Description
Ancêtre de la batellerie traditionnelle européenne, embarcation largement utilisée par les préhistoriques et gisant fréquemment dans ou à proximité des stations lacustres, la pirogue monoxyle constitue le thème central de cette étude. Grâce au développement des techniques de datation par la dendrochronologie et le radiocarbone, un corpus de plus de 140 exemplaires, accompagnés d’un plan et datés, a pu être pris en considération. Les spécimens du 19e et du 20esiècle font l’objet d’un chapitre particulier, dans lequel les données ethnographiques permettent de mieux saisir les lacunes que comporteront toujours les analyses archéologiques.
Les esquifs les plus anciens remontent au Mésolithique (vers 7000–6700 avant J.-C.) et sont façonnés dans du pin sylvestre. Les pièces suivantes proviennent de gisements du Mésolithique final (Danemark) et du Néolithique ancien/moyen (Paris-Bercy, Plateau suisse). On observe une évolution dans le choix des essences utilisées, destechniques de façonnage (recours au feu, à la hache et à l’herminette) et des fonctions de ces pirogues. Pour l’âge du Bronze, un ensemble exceptionnel de pièces a été découvert dans les lacs de Bienne et de Neuchâtel.
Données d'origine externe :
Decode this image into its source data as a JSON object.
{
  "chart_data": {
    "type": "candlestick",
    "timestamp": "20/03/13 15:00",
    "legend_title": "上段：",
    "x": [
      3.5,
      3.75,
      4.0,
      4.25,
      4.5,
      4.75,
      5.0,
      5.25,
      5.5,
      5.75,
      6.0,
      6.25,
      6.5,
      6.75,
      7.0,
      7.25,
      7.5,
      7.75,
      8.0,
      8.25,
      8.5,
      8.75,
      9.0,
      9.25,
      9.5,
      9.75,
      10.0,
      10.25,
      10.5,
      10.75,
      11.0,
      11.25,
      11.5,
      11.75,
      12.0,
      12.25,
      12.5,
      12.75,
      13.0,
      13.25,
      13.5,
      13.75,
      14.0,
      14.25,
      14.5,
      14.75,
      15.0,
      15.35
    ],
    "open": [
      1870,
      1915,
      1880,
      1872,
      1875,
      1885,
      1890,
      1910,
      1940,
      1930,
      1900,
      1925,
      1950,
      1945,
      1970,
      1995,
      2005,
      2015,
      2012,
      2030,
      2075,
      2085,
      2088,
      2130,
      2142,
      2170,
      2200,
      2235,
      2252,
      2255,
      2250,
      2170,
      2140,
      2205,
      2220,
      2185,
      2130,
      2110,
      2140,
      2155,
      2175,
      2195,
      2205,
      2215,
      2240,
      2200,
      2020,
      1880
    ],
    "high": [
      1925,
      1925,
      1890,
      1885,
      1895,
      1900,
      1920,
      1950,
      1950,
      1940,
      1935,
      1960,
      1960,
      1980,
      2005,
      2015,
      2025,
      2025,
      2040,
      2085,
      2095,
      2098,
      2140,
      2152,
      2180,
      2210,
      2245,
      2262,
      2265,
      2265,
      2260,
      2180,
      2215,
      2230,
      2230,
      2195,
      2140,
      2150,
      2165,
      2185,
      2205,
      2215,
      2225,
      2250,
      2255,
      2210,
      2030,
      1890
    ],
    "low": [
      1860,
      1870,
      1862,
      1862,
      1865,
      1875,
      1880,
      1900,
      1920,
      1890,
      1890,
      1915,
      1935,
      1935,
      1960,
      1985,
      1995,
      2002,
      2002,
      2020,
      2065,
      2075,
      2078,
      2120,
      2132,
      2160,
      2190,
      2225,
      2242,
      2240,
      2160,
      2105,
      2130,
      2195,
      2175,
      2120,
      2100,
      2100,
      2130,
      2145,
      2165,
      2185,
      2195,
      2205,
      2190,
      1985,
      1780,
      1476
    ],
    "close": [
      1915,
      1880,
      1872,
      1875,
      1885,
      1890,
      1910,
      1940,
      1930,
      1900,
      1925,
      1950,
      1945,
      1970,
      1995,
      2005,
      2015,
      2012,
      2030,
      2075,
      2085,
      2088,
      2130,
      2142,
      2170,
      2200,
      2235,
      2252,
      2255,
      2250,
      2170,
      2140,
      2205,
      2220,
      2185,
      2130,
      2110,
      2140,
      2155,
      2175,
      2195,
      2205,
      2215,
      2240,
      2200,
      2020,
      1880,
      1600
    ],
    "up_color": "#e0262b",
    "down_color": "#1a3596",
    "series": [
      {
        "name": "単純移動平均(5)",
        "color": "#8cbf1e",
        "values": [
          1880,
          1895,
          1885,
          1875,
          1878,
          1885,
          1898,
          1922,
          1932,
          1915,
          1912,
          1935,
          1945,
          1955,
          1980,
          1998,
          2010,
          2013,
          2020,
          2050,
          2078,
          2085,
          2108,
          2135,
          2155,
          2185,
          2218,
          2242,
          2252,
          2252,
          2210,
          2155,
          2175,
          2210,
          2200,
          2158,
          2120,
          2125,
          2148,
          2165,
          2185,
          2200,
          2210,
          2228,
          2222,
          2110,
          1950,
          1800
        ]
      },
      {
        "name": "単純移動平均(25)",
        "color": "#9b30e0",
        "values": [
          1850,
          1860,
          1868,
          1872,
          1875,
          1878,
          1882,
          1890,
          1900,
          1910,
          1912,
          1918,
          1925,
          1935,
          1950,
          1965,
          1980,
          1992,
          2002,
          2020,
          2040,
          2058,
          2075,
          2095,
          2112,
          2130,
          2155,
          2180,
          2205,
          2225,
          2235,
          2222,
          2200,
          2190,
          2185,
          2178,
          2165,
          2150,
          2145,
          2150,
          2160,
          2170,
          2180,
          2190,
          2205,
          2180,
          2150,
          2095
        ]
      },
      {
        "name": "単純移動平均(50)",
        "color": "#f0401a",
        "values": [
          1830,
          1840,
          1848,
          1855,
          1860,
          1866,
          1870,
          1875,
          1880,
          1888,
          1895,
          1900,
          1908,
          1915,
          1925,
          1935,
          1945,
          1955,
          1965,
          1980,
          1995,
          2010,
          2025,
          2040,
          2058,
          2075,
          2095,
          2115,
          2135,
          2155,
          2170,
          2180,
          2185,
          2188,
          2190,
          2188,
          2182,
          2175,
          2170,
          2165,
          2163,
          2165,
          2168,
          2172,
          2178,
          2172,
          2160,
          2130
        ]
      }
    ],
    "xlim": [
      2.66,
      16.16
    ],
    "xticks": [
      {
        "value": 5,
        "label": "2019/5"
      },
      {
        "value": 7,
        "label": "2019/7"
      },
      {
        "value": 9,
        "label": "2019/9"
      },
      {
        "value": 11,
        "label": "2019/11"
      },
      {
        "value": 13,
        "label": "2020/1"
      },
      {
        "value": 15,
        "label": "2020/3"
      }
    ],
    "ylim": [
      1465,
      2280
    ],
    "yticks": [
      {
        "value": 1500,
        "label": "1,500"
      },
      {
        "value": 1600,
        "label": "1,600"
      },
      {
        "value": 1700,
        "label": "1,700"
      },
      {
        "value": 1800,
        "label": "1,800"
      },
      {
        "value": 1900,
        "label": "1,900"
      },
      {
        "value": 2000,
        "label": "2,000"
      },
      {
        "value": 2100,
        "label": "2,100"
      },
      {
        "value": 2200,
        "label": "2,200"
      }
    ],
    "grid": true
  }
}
Par rapport à ces dernières, celles de l’âge du Fer ne traduisent guère de différences notables. Tout au plus peut-on signaler l’emploi occasionnel de jauges d’épaisseur, c’est-à-dire un réseau de trous, généralement forés depuis l’extérieur, ayant pour but de contrôler l’épaisseur de la coque.
Les nombreuses datations réalisées ces dernières années montrent que durant le haut Moyen Âge et le Moyen Âge, les monoxyles devaient représenter la majeure partie des petits bateaux, et que les planches étaient surtout utilisées pour les embarcations de plus de 10 à 12 mètres – les chalands. La régression des pirogues au profit des bateaux à planches se situe, en fait, à l’Époque contemporaine. Elle se traduit par leur rapide disparition au cours des 19e et 20esiècles. Ce phénomène semble essentiellement résulter d’une raréfaction de la matière première, et donc d’une augmentationde son coût, non d’un choix qualitatif : au vu des sources écrites, les pêcheurs semblent toujours regretter d’avoir dû abandonner ce type d’embarcation. Cependant, plus la région est éloignée des grands axes commerciaux, plus ces esquifs perdurent.